PARTITION BY with one partitioning column, no ORDER BY or window specification

SELECT a, COUNT(b) OVER (PARTITION BY c)
FROM T;

PARTITION BY with two partitioning columns, no ORDER BY or window specification

SELECT a, COUNT(b) OVER (PARTITION BY c, d)
FROM T;

PARTITION BY with one partitioning column, one ORDER BY column, and no window specification

SELECT a, SUM(b) OVER (PARTITION BY c ORDER BY d)
FROM T;

PARTITION BY with two partitioning columns, two ORDER BY columns, and no window specification

SELECT a, SUM(b) OVER (PARTITION BY c, d ORDER BY e, f)
FROM T;

PARTITION BY with partitioning, ORDER BY, and window specification

SELECT a, SUM(b) OVER (PARTITION BY c ORDER BY d ROWS BETWEEN UNBOUNDED PRECEDING AND CURRENT ROW)
FROM T;
SELECT a, AVG(b) OVER (PARTITION BY c ORDER BY d ROWS BETWEEN 3 PRECEDING AND CURRENT ROW)
FROM T;
SELECT a, AVG(b) OVER (PARTITION BY c ORDER BY d ROWS BETWEEN 3 PRECEDING AND 3 FOLLOWING)
FROM T;
SELECT a, AVG(b) OVER (PARTITION BY c ORDER BY d ROWS BETWEEN CURRENT ROW AND UNBOUNDED FOLLOWING)
FROM T;

 

There can be multiple OVER clauses in a single query. A single OVER clause only applies to the immediately preceding function call.
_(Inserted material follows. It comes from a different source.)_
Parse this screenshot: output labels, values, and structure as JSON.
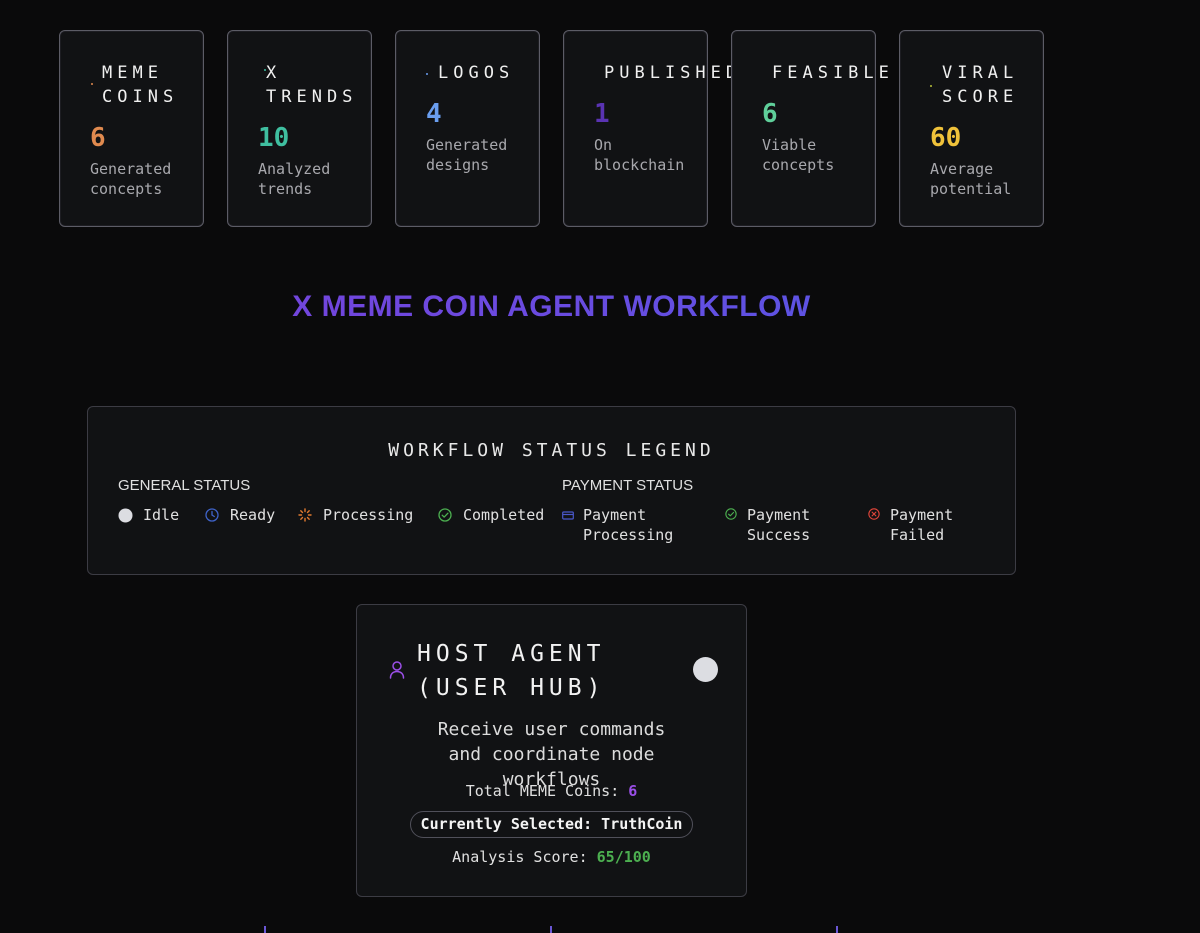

In this example, the first OVER clause applies to COUNT(b) and the second OVER clause applies to SUM(b):

SELECT 
 a,
 COUNT(b) OVER (PARTITION BY c),
 SUM(b) OVER (PARTITION BY c)
FROM T;

 

Aliases can be used as well, with or without the keyword AS:

SELECT 
 a,
 COUNT(b) OVER (PARTITION BY c) AS b_count,
 SUM(b) OVER (PARTITION BY c) b_sum
FROM T;

WINDOW clause

SELECT a, SUM(b) OVER w
FROM T
WINDOW w AS (PARTITION BY c ORDER BY d ROWS UNBOUNDED PRECEDING);

LEAD using default 1 row lead and not specifying default value

SELECT a, LEAD(a) OVER (PARTITION BY b ORDER BY C)
FROM T;

LAG specifying a lag of 3 rows and default value of 0

SELECT a, LAG(a, 3, 0) OVER (PARTITION BY b ORDER BY C)
FROM T;

Distinct counting for each partition

SELECT a, COUNT(distinct a) OVER (PARTITION BY b)
FROM T;